Despite this, the composition of the court has changed with Justices Kennedy and Ginsburg, who ruled to protect affirmative action in Fisher, being succeeded by conservative justices. Justice Scalia who died before he could vote in Fisher was succeeded by Neil Gorsuch, who also upholds a conservative judicial philosophy. Even with the recent swearing-in of Ketanji Brown Jackson, the Supreme Court holds a 6-3 conservative majority.
“It is unlikely that the conservative justices will vote to affirm affirmative action as a generally acceptable policy,” said Joseph Caleb, civil rights attorney and co-founder of law firm, CalebAndonian.
There has been rising opposition to the use of race in the admission process. According to Caleb,
opponents of affirmative action have argued that it is a form of reverse racism instead of a tool to achieve diversity in higher education. Organizations like the Students for Fair Admissions have upheld the notion of affirmative enabling reverse racism, specifically arguing that it puts Asian American students at a disadvantage.
This assertion is not the case at many state schools, including UMD. Asian-American students account for 17 percent of the student body at Maryland’s flagship campus in College Park despite only comprising 7 percent of the state’s population. The opposite is true for African Americans who are disproportionately underrepresented at UMD accounting for 12 percent of its student body despite comprising 31 percent of Maryland’s population.
Even with affirmative action policies in place, African-American students continue to be underrepresented in predominantly-White Maryland schools, with the imbalance likely to increase if the Supreme Court outlaws the practice.
Some states have taken measures to restrict affirmative action despite the Supreme Court’s protection of the policy.
In 1996, Proposition 209 was approved in California which prohibits considering race in employment and public education. This proposition hindered African American enrollment in selective schools with the enrollment rate among Black students declining by 44 percent at the University of California, Los Angeles and 23 percent at the University of California, Berkeley by 23 percent from 1999 to 2006.

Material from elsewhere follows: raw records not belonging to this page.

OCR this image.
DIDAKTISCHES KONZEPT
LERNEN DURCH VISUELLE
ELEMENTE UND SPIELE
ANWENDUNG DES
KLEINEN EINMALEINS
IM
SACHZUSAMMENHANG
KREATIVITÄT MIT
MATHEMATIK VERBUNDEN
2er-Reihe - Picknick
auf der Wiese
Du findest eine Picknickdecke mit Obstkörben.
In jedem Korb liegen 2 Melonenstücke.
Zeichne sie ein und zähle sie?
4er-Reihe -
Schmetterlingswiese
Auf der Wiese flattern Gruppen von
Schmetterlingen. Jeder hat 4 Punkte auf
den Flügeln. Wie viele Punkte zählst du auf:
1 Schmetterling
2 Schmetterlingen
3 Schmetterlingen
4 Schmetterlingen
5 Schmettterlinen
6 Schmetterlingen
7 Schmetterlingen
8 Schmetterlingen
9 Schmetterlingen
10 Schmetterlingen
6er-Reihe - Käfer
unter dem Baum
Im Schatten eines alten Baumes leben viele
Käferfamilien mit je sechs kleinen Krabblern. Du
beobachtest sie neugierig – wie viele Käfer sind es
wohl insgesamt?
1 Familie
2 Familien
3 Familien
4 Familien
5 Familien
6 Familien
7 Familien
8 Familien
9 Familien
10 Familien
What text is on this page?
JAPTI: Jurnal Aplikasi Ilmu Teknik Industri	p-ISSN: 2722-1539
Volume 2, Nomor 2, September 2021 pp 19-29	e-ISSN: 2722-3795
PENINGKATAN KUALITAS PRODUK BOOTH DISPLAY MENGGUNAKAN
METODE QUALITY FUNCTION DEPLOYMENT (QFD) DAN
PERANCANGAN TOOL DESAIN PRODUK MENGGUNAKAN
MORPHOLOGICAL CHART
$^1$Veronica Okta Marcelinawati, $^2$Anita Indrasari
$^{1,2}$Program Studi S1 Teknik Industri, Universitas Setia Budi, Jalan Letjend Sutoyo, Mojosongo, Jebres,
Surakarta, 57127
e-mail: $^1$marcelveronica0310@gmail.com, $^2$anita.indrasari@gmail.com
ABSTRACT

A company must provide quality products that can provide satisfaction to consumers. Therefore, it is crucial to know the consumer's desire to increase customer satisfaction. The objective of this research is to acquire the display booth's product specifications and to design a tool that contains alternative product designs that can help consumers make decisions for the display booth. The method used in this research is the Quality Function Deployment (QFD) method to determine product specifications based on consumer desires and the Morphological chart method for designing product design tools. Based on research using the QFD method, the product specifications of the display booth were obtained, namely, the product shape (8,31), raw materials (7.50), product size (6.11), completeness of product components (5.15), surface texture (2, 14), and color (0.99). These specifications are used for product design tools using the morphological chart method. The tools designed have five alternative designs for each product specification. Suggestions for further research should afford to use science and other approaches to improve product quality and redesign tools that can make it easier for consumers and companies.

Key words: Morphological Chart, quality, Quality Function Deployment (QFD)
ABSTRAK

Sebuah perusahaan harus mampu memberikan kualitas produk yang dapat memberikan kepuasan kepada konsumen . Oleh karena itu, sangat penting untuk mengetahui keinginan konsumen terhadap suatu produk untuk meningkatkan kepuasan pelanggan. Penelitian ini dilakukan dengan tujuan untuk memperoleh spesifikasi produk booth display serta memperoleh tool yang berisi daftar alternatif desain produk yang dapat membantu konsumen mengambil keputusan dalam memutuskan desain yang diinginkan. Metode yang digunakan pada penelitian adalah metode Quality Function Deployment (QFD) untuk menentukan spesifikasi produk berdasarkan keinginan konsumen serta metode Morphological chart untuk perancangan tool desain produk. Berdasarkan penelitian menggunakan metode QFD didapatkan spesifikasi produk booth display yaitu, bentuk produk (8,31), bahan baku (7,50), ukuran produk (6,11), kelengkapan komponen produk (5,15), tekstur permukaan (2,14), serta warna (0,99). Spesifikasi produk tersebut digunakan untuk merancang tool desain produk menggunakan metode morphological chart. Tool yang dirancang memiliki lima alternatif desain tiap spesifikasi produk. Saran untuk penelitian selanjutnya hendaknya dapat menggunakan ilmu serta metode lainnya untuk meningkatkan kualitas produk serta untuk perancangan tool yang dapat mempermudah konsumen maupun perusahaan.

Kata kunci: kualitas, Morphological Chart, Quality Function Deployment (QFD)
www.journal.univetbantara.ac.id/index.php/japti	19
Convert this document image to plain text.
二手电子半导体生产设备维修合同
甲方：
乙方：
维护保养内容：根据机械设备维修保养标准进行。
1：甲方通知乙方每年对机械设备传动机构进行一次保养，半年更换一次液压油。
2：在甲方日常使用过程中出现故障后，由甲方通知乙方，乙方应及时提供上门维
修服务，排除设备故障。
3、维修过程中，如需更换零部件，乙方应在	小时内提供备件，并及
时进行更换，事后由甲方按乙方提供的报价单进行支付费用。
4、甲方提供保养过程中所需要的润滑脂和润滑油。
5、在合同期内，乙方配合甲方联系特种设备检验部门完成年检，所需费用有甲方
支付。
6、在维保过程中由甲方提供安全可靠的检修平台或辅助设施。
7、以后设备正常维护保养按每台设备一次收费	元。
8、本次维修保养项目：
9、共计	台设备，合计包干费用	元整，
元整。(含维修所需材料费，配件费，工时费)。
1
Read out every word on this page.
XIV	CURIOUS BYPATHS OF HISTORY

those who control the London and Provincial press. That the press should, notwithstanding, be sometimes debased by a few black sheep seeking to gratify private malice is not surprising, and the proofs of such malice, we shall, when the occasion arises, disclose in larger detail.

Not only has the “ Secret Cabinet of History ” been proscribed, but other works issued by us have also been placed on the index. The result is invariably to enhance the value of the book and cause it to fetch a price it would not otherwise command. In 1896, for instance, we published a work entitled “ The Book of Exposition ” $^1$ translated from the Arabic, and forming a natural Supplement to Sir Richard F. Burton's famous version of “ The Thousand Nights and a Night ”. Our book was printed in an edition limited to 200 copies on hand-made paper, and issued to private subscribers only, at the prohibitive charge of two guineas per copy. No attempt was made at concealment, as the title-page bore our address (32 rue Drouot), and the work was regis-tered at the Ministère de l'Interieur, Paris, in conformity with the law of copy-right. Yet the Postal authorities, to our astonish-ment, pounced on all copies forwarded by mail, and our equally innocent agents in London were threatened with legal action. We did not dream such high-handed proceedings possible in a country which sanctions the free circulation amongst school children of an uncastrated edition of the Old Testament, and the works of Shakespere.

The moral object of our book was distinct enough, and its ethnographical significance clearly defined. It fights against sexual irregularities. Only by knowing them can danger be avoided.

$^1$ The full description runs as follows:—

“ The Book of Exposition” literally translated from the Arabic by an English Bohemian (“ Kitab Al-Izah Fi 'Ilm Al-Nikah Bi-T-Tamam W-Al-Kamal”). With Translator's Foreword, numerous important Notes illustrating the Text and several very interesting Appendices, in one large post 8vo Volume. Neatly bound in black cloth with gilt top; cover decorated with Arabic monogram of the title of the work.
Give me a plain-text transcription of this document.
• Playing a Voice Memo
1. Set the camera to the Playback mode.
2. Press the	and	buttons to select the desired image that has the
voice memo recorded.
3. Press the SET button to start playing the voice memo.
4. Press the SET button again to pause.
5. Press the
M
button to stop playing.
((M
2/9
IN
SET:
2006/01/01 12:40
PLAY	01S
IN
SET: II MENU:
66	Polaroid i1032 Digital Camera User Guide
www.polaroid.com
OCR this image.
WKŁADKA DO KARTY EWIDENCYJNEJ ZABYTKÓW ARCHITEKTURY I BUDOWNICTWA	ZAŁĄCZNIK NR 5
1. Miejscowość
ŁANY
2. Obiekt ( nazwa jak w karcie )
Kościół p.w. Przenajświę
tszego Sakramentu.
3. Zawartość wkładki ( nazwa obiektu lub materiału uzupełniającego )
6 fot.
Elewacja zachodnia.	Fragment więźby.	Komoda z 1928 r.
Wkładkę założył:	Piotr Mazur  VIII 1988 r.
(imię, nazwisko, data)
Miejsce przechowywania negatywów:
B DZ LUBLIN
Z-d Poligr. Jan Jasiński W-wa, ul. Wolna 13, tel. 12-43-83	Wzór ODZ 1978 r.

“There may very well be a decline in African Americans at highly selective colleges if affirmative action is overturned as seen with the decline in the African American acceptance rate in California after the passage of Proposition 209,” said BaNikongo.
While campus diversity could be threatened by the potential proscription of affirmative action, admission officers contend that other means such as increased recruitment to high schools and sending out mailers to diverse neighborhoods can still suffice colleges’ diversity goals.